「她們私底下沒少罵我吧。」林舒淺想起剛入宮那段日子,一邊整日里提心吊膽,一邊又覺得挺有意思的。
宮里的人既覺得她年紀小好欺負,又忌憚她的身份,鬧出過不少的事情。她借著慕容平的名頭整治了幾回,宮里才消停下來。
但也是因為借的慕容平的名頭,現在宮里的人還都當她是個好欺負的。
不過這樣也好,畢竟慕容杰和賈欣欣,是不會允許宮里有一個厲害的太後的。
現在她經常裝弱,偶爾發發脾氣,他們都當是林舒淺小女孩鬧性子,根本沒放在心上。
「娘娘,太妃她們也沒惡意,不過是後宮人太多了,許多年都見不到先皇一面,這才會生出怨氣的。」
靈犀覺得,還是得給喬太妃她們說說好話。
「你這麼維護喬太妃,想必太妃真是個不錯的人。」
林舒淺往湖里扔了塊小石頭,激起一片水花。
「太後娘娘!」靈犀听到林舒淺的話,急忙跪倒在地,「奴婢糊涂了,今日竟是胡言亂語,還請娘娘恕罪。

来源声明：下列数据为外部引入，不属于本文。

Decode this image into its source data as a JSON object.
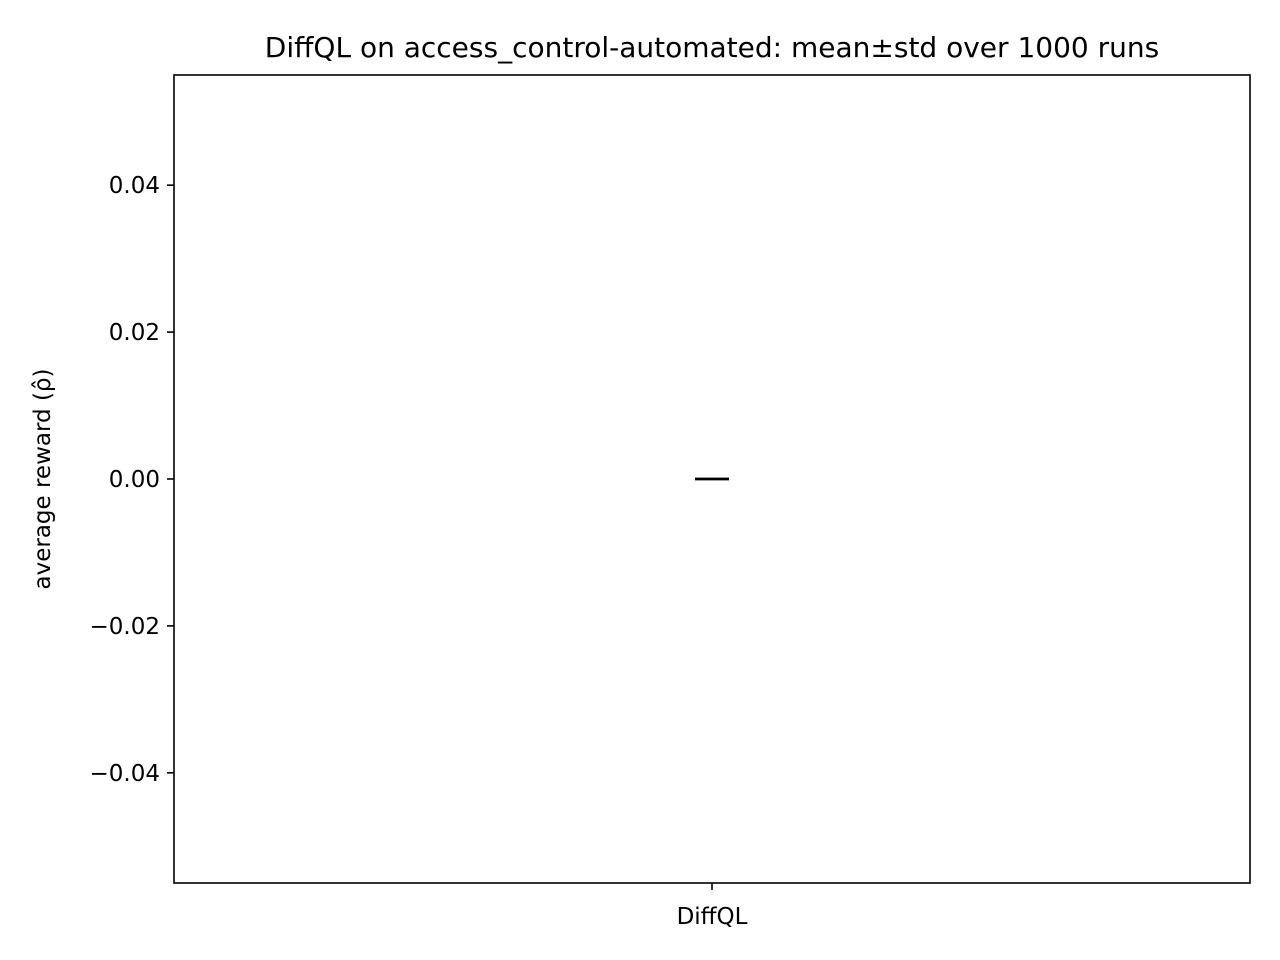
{
  "chart_data": {
    "type": "bar",
    "title": "DiffQL on access_control-automated: mean±std over 1000 runs",
    "xlabel": "",
    "ylabel": "average reward (ρ̂)",
    "categories": [
      "DiffQL"
    ],
    "series": [
      {
        "values": [
          0.0
        ],
        "error": [
          0.0
        ]
      }
    ],
    "ylim": [
      -0.055,
      0.055
    ],
    "yticks": [
      -0.04,
      -0.02,
      0.0,
      0.02,
      0.04
    ],
    "ytick_labels": [
      "−0.04",
      "−0.02",
      "0.00",
      "0.02",
      "0.04"
    ],
    "grid": false,
    "legend": "none",
    "colors": {
      "bar": "#1f77b4",
      "errorbar": "#000000",
      "axes": "#000000"
    }
  }
}
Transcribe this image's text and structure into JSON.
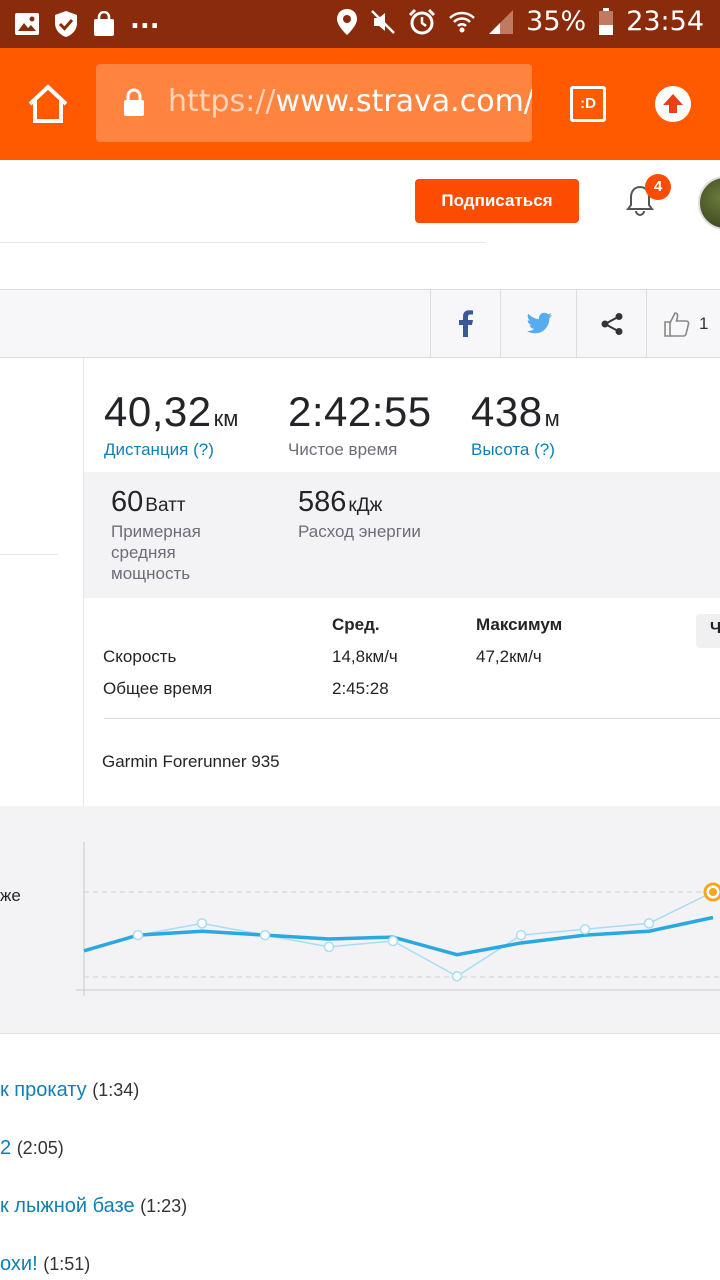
{
  "status_bar": {
    "battery": "35%",
    "time": "23:54",
    "more": "..."
  },
  "browser": {
    "url_scheme": "https://",
    "url_host": "www.strava.com/",
    "tab_label": ":D",
    "colors": {
      "toolbar": "#ff5a00",
      "status": "#8a2b0c"
    }
  },
  "header": {
    "subscribe_label": "Подписаться",
    "notifications_count": "4"
  },
  "share_bar": {
    "kudos_count": "1"
  },
  "stats": {
    "distance": {
      "value": "40,32",
      "unit": "км",
      "label": "Дистанция (?)"
    },
    "moving_time": {
      "value": "2:42:55",
      "label": "Чистое время"
    },
    "elevation": {
      "value": "438",
      "unit": "м",
      "label": "Высота (?)"
    },
    "power": {
      "value": "60",
      "unit": "Ватт",
      "label_lines": [
        "Примерная",
        "средняя",
        "мощность"
      ]
    },
    "energy": {
      "value": "586",
      "unit": "кДж",
      "label": "Расход энергии"
    }
  },
  "more_stats": {
    "col_avg": "Сред.",
    "col_max": "Максимум",
    "tab_label": "Ч",
    "rows": [
      {
        "label": "Скорость",
        "avg": "14,8км/ч",
        "max": "47,2км/ч"
      },
      {
        "label": "Общее время",
        "avg": "2:45:28",
        "max": ""
      }
    ],
    "device": "Garmin Forerunner 935"
  },
  "chart": {
    "label": "же",
    "colors": {
      "line": "#2aa9e0",
      "thin": "#a9dcf2",
      "highlight": "#f5a623"
    }
  },
  "chart_data": {
    "type": "line",
    "series": [
      {
        "values": [
          0.4,
          0.56,
          0.6,
          0.56,
          0.52,
          0.54,
          0.36,
          0.48,
          0.56,
          0.6,
          0.74
        ]
      },
      {
        "values": [
          0.4,
          0.56,
          0.68,
          0.56,
          0.44,
          0.5,
          0.14,
          0.56,
          0.62,
          0.68,
          1.0
        ]
      }
    ],
    "grid": true
  },
  "segments": [
    {
      "name": "к прокату",
      "time": "(1:34)"
    },
    {
      "name": "2",
      "time": "(2:05)"
    },
    {
      "name": "к лыжной базе",
      "time": "(1:23)"
    },
    {
      "name": "охи!",
      "time": "(1:51)"
    }
  ]
}
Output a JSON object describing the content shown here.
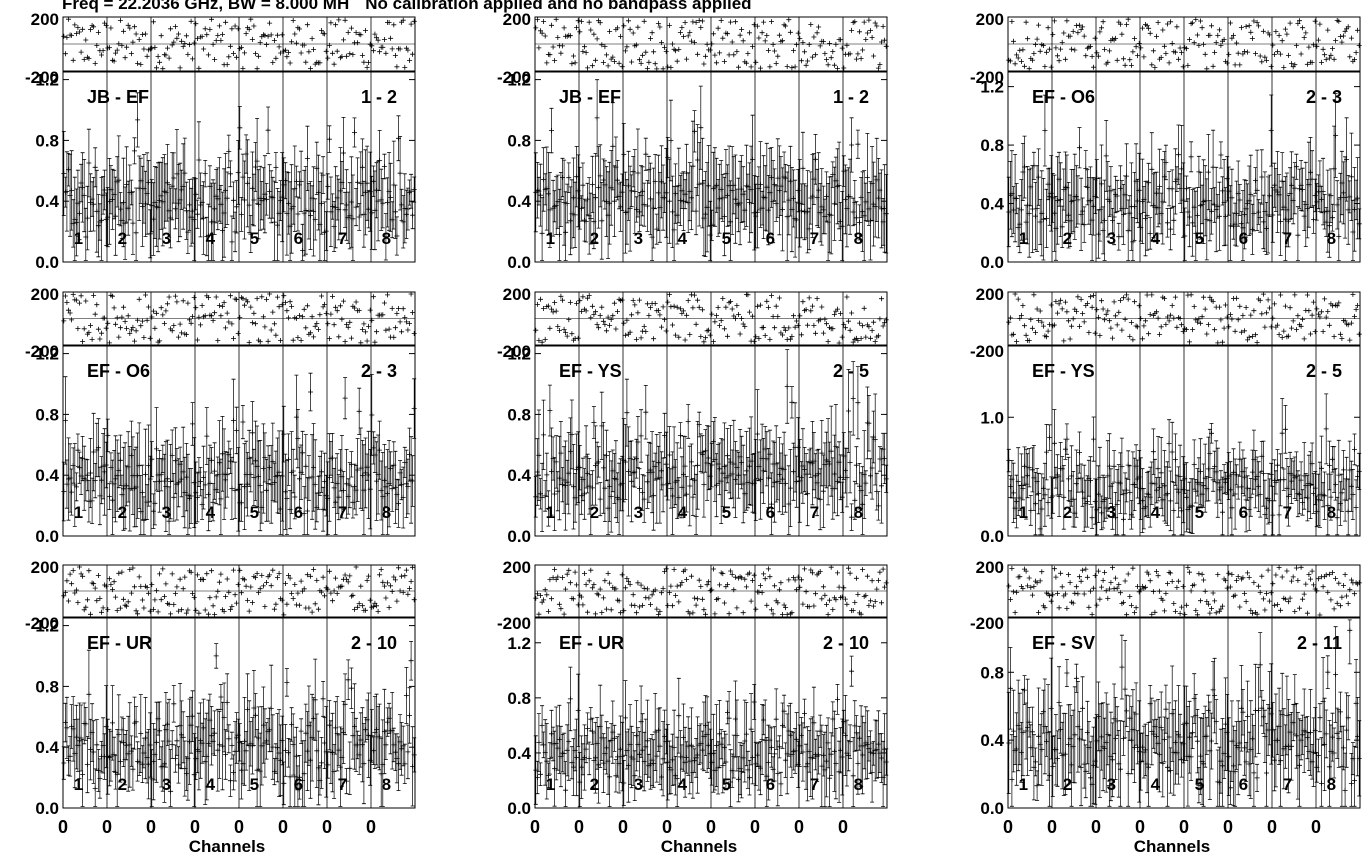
{
  "header": {
    "freq_text": "Freq = 22.2036 GHz, BW = 8.000 MH",
    "cal_text": "No calibration applied and no bandpass applied"
  },
  "x_axis": {
    "label": "Channels",
    "tick_labels": [
      "0",
      "0",
      "0",
      "0",
      "0",
      "0",
      "0",
      "0"
    ]
  },
  "subband_labels": [
    "1",
    "2",
    "3",
    "4",
    "5",
    "6",
    "7",
    "8"
  ],
  "chart_data": [
    {
      "type": "scatter",
      "row": 0,
      "col": 0,
      "baseline": "JB - EF",
      "antennas": "1 - 2",
      "phase": {
        "ylim": [
          -200,
          200
        ],
        "tick_labels": [
          "200",
          "-200"
        ]
      },
      "amp": {
        "ylim": [
          0,
          1.25
        ],
        "ticks": [
          0.0,
          0.4,
          0.8,
          1.2
        ],
        "tick_labels": [
          "0.0",
          "0.4",
          "0.8",
          "1.2"
        ],
        "mean": 0.4,
        "spread": 0.2
      }
    },
    {
      "type": "scatter",
      "row": 0,
      "col": 1,
      "baseline": "JB - EF",
      "antennas": "1 - 2",
      "phase": {
        "ylim": [
          -200,
          200
        ],
        "tick_labels": [
          "200",
          "-200"
        ]
      },
      "amp": {
        "ylim": [
          0,
          1.25
        ],
        "ticks": [
          0.0,
          0.4,
          0.8,
          1.2
        ],
        "tick_labels": [
          "0.0",
          "0.4",
          "0.8",
          "1.2"
        ],
        "mean": 0.4,
        "spread": 0.2
      }
    },
    {
      "type": "scatter",
      "row": 0,
      "col": 2,
      "baseline": "EF - O6",
      "antennas": "2 - 3",
      "phase": {
        "ylim": [
          -200,
          200
        ],
        "tick_labels": [
          "200",
          "-200"
        ]
      },
      "amp": {
        "ylim": [
          0,
          1.3
        ],
        "ticks": [
          0.0,
          0.4,
          0.8,
          1.2
        ],
        "tick_labels": [
          "0.0",
          "0.4",
          "0.8",
          "1.2"
        ],
        "mean": 0.4,
        "spread": 0.2
      }
    },
    {
      "type": "scatter",
      "row": 1,
      "col": 0,
      "baseline": "EF - O6",
      "antennas": "2 - 3",
      "phase": {
        "ylim": [
          -200,
          200
        ],
        "tick_labels": [
          "200",
          "-200"
        ]
      },
      "amp": {
        "ylim": [
          0,
          1.25
        ],
        "ticks": [
          0.0,
          0.4,
          0.8,
          1.2
        ],
        "tick_labels": [
          "0.0",
          "0.4",
          "0.8",
          "1.2"
        ],
        "mean": 0.38,
        "spread": 0.2
      }
    },
    {
      "type": "scatter",
      "row": 1,
      "col": 1,
      "baseline": "EF - YS",
      "antennas": "2 - 5",
      "phase": {
        "ylim": [
          -200,
          200
        ],
        "tick_labels": [
          "200",
          "-200"
        ]
      },
      "amp": {
        "ylim": [
          0,
          1.25
        ],
        "ticks": [
          0.0,
          0.4,
          0.8,
          1.2
        ],
        "tick_labels": [
          "0.0",
          "0.4",
          "0.8",
          "1.2"
        ],
        "mean": 0.4,
        "spread": 0.2
      }
    },
    {
      "type": "scatter",
      "row": 1,
      "col": 2,
      "baseline": "EF - YS",
      "antennas": "2 - 5",
      "phase": {
        "ylim": [
          -200,
          200
        ],
        "tick_labels": [
          "200",
          "-200"
        ]
      },
      "amp": {
        "ylim": [
          0,
          1.6
        ],
        "ticks": [
          0.0,
          1.0
        ],
        "tick_labels": [
          "0.0",
          "1.0"
        ],
        "mean": 0.4,
        "spread": 0.22
      }
    },
    {
      "type": "scatter",
      "row": 2,
      "col": 0,
      "baseline": "EF - UR",
      "antennas": "2 - 10",
      "phase": {
        "ylim": [
          -200,
          200
        ],
        "tick_labels": [
          "200",
          "-200"
        ]
      },
      "amp": {
        "ylim": [
          0,
          1.25
        ],
        "ticks": [
          0.0,
          0.4,
          0.8,
          1.2
        ],
        "tick_labels": [
          "0.0",
          "0.4",
          "0.8",
          "1.2"
        ],
        "mean": 0.4,
        "spread": 0.22
      }
    },
    {
      "type": "scatter",
      "row": 2,
      "col": 1,
      "baseline": "EF - UR",
      "antennas": "2 - 10",
      "phase": {
        "ylim": [
          -200,
          200
        ],
        "tick_labels": [
          "200",
          "-200"
        ]
      },
      "amp": {
        "ylim": [
          0,
          1.38
        ],
        "ticks": [
          0.0,
          0.4,
          0.8,
          1.2
        ],
        "tick_labels": [
          "0.0",
          "0.4",
          "0.8",
          "1.2"
        ],
        "mean": 0.4,
        "spread": 0.2
      }
    },
    {
      "type": "scatter",
      "row": 2,
      "col": 2,
      "baseline": "EF - SV",
      "antennas": "2 - 11",
      "phase": {
        "ylim": [
          -200,
          200
        ],
        "tick_labels": [
          "200",
          "-200"
        ]
      },
      "amp": {
        "ylim": [
          0,
          1.12
        ],
        "ticks": [
          0.0,
          0.4,
          0.8
        ],
        "tick_labels": [
          "0.0",
          "0.4",
          "0.8"
        ],
        "mean": 0.38,
        "spread": 0.2
      }
    }
  ]
}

」
林舒淺古怪的看了靈犀一眼,「你這是干什麼,快起來。」
「太後,靈犀現在伺候著您,自然對娘娘忠心耿耿,絕無半點其他心思。」
都怪這月色太迷人,環境又太愜意,才會讓她松懈下來,說了許多不該說的話。
在主子面前一直說前主子的好話,那可是天大的忌諱。
「起來吧,哀家沒怪你。」林舒淺嘆了口氣。
她根本沒像靈犀一樣想那麼多,畢竟靈犀是林夫人送到她身邊的人,又為自己擋過刀,那可是她親眼見到的,自然相信靈犀對自己的忠心。
不過宮中的人猜忌慣了,宮女也不得不時刻繃著一根弦。
靈犀戰戰兢兢的看了太後一眼,見太後神態放松,真沒有生氣的意思,這才松了一口氣。
「大膽的奴才,竟然敢惹太後生氣!」一聲怒喝突然從涼亭外傳來。
林舒淺和靈犀都被這聲音嚇了一跳,一齊朝著涼亭外看去。
一個搖搖晃晃的身影朝著涼亭走來,同時傳來的還有濃濃的酒味。
「站住!」林舒淺擰著眉,厲聲呵斥,「哀家在此休息,閑人不得入內!」
她偷偷溜出來,只帶了靈犀一個丫鬟,若被人看見和一個男子同處,可就說不清了。
「閑人?」那人像是听到了什麼最好笑的笑話,「這景霞宮還沒有孤不能去的地方。」
那人走近,正是太子慕容彥宇。
林舒淺看見來人是太子,反而更緊張了。
因為她心里清楚,慕容家都是一群貪慕美色的登徒子。
「太子,哀家再說一遍,請你退出去!」
林舒淺站起身,靈犀也急忙起身,攔在了林舒淺的身前。
「呵呵,退出去?」太子搖晃了兩步,進了涼亭。
「皇祖……不對,孤還是叫你林姑娘吧。」慕容彥宇一手撐著涼亭的立柱堵住了去路,一手猥瑣的模著下巴,玩味的看著林舒淺。
借著酒意,慕容彥宇那赤果果的目光將林舒淺從頭看到腳,絲毫不掩飾自己的。
「放肆!哀家可是你的皇祖母!」林舒淺緊握著拳頭,同時四處打量,可周圍除了粼粼波光,連個可以求救的人都沒有。
「我皇祖父已經死了。」慕容彥宇笑了起來,目光更加的猥瑣,「皇祖父年紀那麼大了,想必是滿足不了你吧。不如今天就要孤來好好憐惜憐惜你!」
說完,慕容彥宇伸手就來抓林舒淺,林舒淺急忙退後一步,靈犀也上前一步擋住了慕容彥宇。
「滾開!」慕容彥宇見一個小宮女竟然敢攔自己,抬手就重重的扇了靈犀一耳光。
靈犀腦子里嗡的一下,跌坐在了地上。
「靈犀!」
「小美人,有空關心個小宮女,不如擔心擔心自己。」慕容彥宇貪婪的看著林舒淺,再次伸出了自己的魔爪。